Hopes of US-China trade war reprieve spark wider global rally

LONDON • The risk-on tone in global markets extended yesterday, propelling stocks higher amid further optimism for US-China trade talks and stable borrowing costs.

Haven assets declined, from Treasuries and bonds to gold and the yen. US equity futures rose, following the S&P 500 Index's first close above its 50-day average since early last month, and all 19 sectors of the Stoxx Europe 600 Index climbed.

Oil extended a third week of gains towards US$53 a barrel in New York. Treasuries fell along with core German and French sovereign debt, while an index of European corporate credit risk fell to a two-month low.

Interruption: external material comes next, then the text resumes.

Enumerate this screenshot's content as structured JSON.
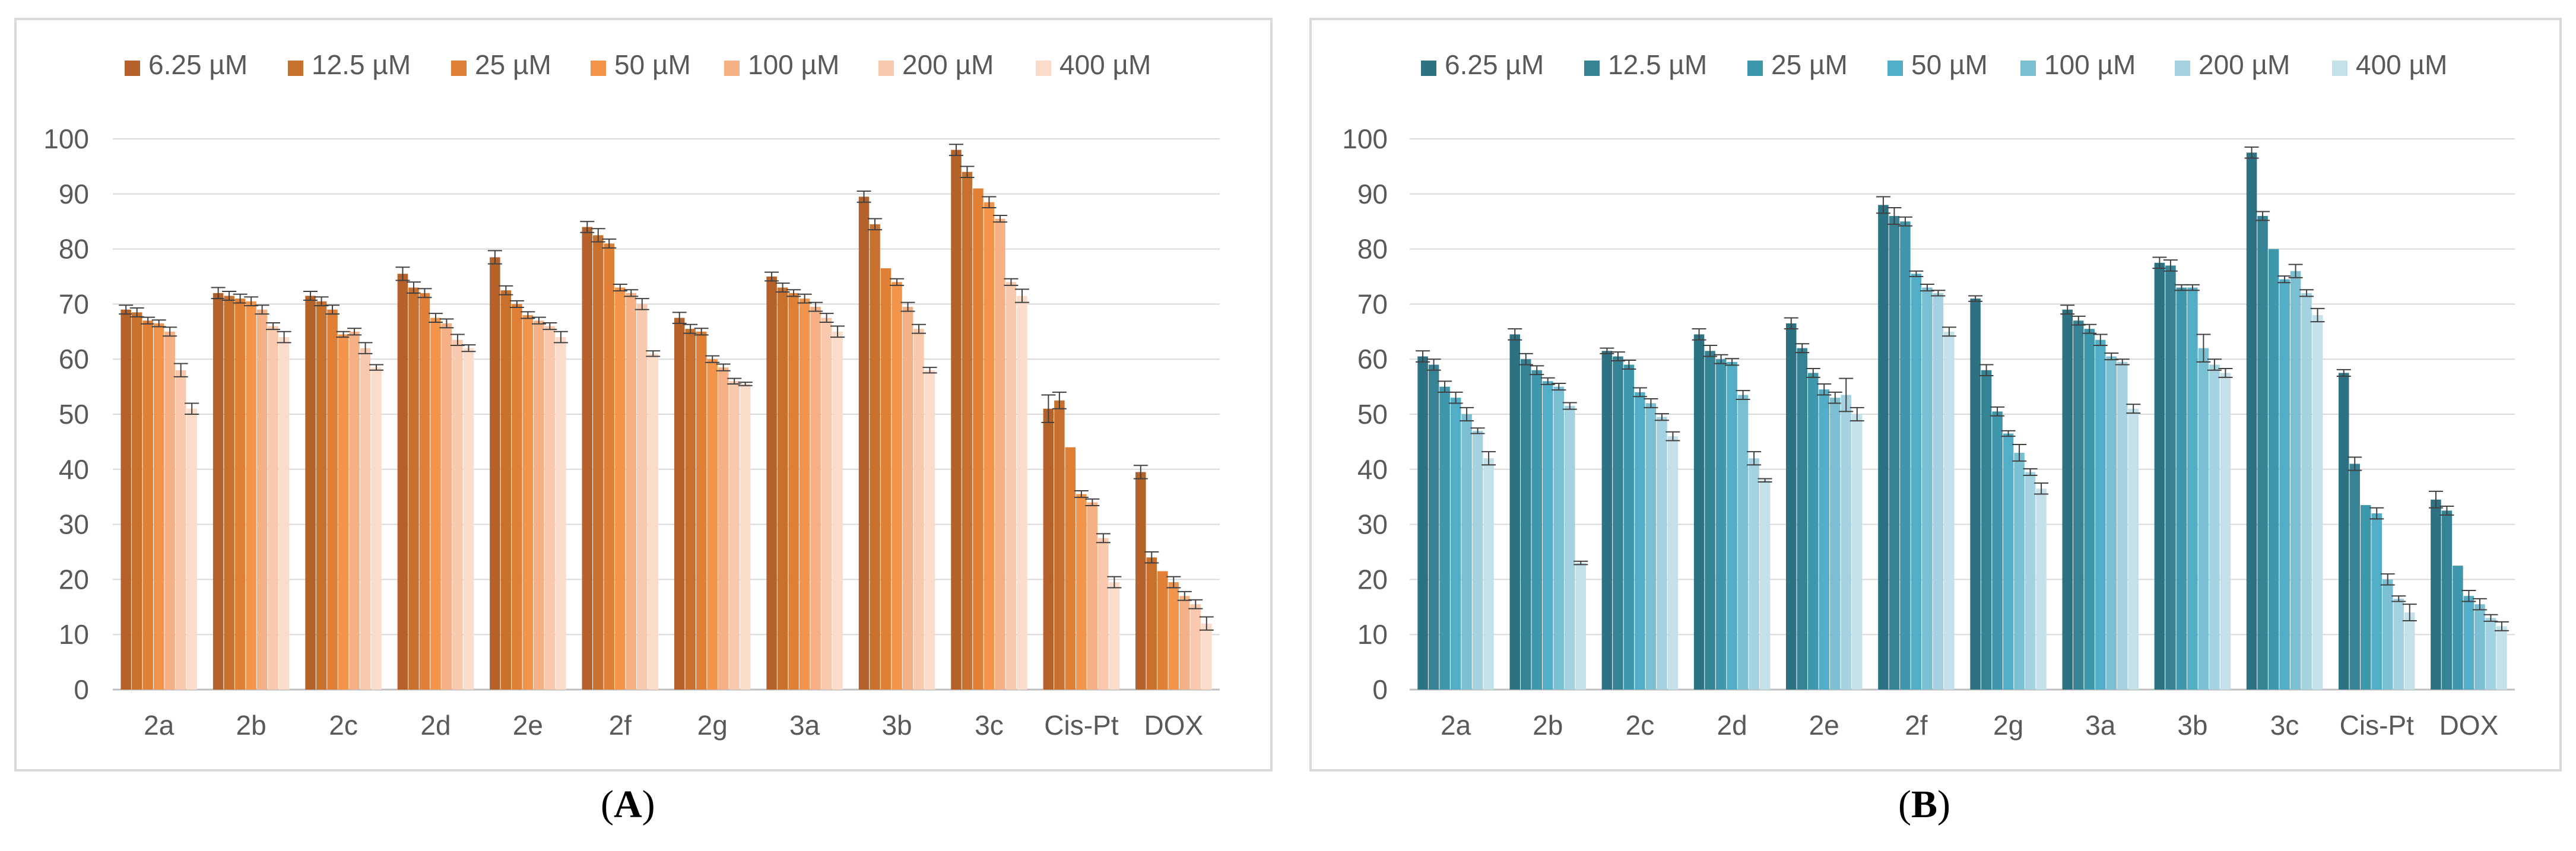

Equities and lower-rated debt head into the weekend with momentum after investors got some relief over concerns about the growth and rates outlook from United States economic data and central bankers. Chicago Fed president Charles Evans said the American economy is doing well, allowing that "we can easily be patient" in deciding on further interest-rate increases.

Global stocks powered towards their fourth weekly gain, helped by positive reports on trade. "We think valuations are attractive," said Ms Marija Veitmane, senior multi-asset strategist at State Street. "There's quite a lot of bad news already priced in. Lack of bad news is good news, and we can see markets re-pricing back to higher multiples."